As a preservation mason, this is usually my relationship with historic stone and brickwork. I am trusted to hold, learn from, and repair or even rebuild things made by skilled craftspeople whose handwork was often their only legacy.
I am lucky to be experiencing Quarry Farm largely in this way.
Other than agreeing to follow a few commonsense rules, I have been set free to live in this house, poke my head in the fireplaces and run my hands along the foundation. I have picked up bricks in the (incredibly warm) basement and fit my hand into the clear handprints of their makers. I’ve spent days pulling back brush in the woods to find hard evidence of the retaining sidewalls that would have locked into place the stone stairs leading to Clemens’s writing studio. I am writing at the same table Mary Ann Cord and John Lewis used to argue religion.
Susan Crane nicknamed Quarry Farm “do as you please hall.” It was her wish that all visitors be able to feel comfortable in its spaces and on the grounds. From numerous cat doors along the foundation to additions built to house the growing Clemens clan, her architectural decisions helped ensure that the house would feel gracious for all inhabitants.
This seems in keeping with the rest of Crane’s legacy. I am reading her obituary now – a multi-page newspaper accounting of her life, her funeral, and the tributes paid to her. “She touched nothing which she did not adorn” says one epitaph, followed by commentary on Crane’s singular ability to leave love and kindness in her wake.
Her charitable work was sweeping and legendary. When the people (and especially children) of Elmira needed a safe, regulated supply of milk, Crane started the region’s first certified pasteurized dairy. It was an expensive undertaking but, according to a display of milk bottles discovered by an Elmira College archaeology team, her milk found its way to the homes of many people who could not pay. I have had the privilege of examining a giant copper kettle now resting in the gardens and wondering whether it might once have been used to heat large batches of milk.
Crane was also an abolitionist who respected and cared deeply for her black cook and tenant farmer.
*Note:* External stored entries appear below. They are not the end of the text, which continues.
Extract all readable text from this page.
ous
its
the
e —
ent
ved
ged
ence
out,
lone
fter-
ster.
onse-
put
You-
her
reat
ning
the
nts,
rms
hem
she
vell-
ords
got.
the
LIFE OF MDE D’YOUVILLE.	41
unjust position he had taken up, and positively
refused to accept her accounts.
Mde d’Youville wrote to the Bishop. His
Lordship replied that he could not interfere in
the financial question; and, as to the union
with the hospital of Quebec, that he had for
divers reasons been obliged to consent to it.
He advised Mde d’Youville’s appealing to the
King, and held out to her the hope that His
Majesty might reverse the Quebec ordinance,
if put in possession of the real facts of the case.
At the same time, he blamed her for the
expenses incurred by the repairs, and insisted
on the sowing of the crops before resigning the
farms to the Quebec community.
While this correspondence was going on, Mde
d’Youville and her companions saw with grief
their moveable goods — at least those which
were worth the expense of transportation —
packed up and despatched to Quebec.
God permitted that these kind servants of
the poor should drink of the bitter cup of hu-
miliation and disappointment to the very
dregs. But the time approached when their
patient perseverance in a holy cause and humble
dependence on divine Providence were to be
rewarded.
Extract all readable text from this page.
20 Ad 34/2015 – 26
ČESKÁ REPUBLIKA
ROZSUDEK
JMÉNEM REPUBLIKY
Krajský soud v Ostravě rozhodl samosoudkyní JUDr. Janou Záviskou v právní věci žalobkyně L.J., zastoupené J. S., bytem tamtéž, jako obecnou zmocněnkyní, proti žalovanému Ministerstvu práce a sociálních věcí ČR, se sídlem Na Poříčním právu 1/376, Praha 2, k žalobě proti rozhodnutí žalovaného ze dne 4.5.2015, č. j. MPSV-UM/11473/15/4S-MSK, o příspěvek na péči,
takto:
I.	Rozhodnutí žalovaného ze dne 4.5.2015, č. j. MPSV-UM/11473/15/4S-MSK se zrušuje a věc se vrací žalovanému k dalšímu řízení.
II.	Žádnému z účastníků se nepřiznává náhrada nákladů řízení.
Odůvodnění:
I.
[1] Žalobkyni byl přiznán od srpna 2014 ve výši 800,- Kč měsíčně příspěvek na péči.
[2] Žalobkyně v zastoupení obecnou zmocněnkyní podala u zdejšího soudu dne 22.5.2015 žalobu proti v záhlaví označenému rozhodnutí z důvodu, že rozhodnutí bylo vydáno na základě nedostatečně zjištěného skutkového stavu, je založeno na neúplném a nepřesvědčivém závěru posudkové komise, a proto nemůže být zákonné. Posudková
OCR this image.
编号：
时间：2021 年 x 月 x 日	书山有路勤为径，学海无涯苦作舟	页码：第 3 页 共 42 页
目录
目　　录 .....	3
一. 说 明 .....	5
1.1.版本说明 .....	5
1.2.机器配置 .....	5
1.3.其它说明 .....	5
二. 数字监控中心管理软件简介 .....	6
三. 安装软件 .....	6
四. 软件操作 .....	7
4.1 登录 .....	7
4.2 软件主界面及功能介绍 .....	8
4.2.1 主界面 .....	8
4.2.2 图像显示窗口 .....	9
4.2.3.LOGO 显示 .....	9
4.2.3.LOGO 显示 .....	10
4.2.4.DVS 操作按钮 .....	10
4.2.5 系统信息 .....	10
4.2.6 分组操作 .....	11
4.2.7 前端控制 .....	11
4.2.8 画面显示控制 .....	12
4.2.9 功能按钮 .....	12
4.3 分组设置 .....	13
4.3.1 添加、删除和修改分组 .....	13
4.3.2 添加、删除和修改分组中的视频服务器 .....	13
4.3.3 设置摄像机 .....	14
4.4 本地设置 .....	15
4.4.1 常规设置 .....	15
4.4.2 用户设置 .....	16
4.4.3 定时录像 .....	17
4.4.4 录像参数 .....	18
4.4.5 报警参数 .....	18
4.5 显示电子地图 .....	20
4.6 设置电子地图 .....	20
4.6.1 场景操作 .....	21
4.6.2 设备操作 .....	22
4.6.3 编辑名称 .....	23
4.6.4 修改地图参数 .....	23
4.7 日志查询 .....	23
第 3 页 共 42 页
Cord and Lewis have their own fascinating histories, and I am captivated by them. Thankfully, I can examine artifacts of their tenure here.
Cord’s immaculate Quarry Farm cookstove was a grand tribute and convenience to her in its day, even if the low stovetop would have required a woman of her stature to stoop at times. I imagine her bending to bellow air into the fire before making the breakfast that called Lewis down from the hill.
Meanwhile, I’m increasingly hopeful that a chimney still standing in the woods on the hill was Lewis’s (though other theories remain equally plausible). The stamped fire bricks within it, and some that might have been used to make later repairs, are of the right dates to coincide with his residence.
More convincing is a nearby concentration of half-buried, very old hearth bricks of a size typically found in forges and blast furnaces. Given Lewis’s history as a blacksmith, it’s easy to imagine that he had a rustic forge here for repair of the occasional farm tool, or to keep a work horse in shoes. Lewis, with his meager finances, would have been self-reliant.
So it is that that I have neglected thinking about Clemens. His presence left impressions on this structure and its physical landscape just as surely as his writing and commentary have changed the literary world. But the house was Susan’s, and his writing studio, the steps that led to it, even the fire grate he thanked her for adding to his Quarry Farm bedroom were all gifts she dreamed of giving.
I look at framed pictures of Lewis and Cord above the kitchen radiator and a portrait of Crane in the back staircase and ponder the arcs of their lives.
With Thanksgiving fast approaching, how very grateful I am for another quiet moment to gaze at the ever-changing view of the valley, and to consider the life- and landscape-changing nature of generosity.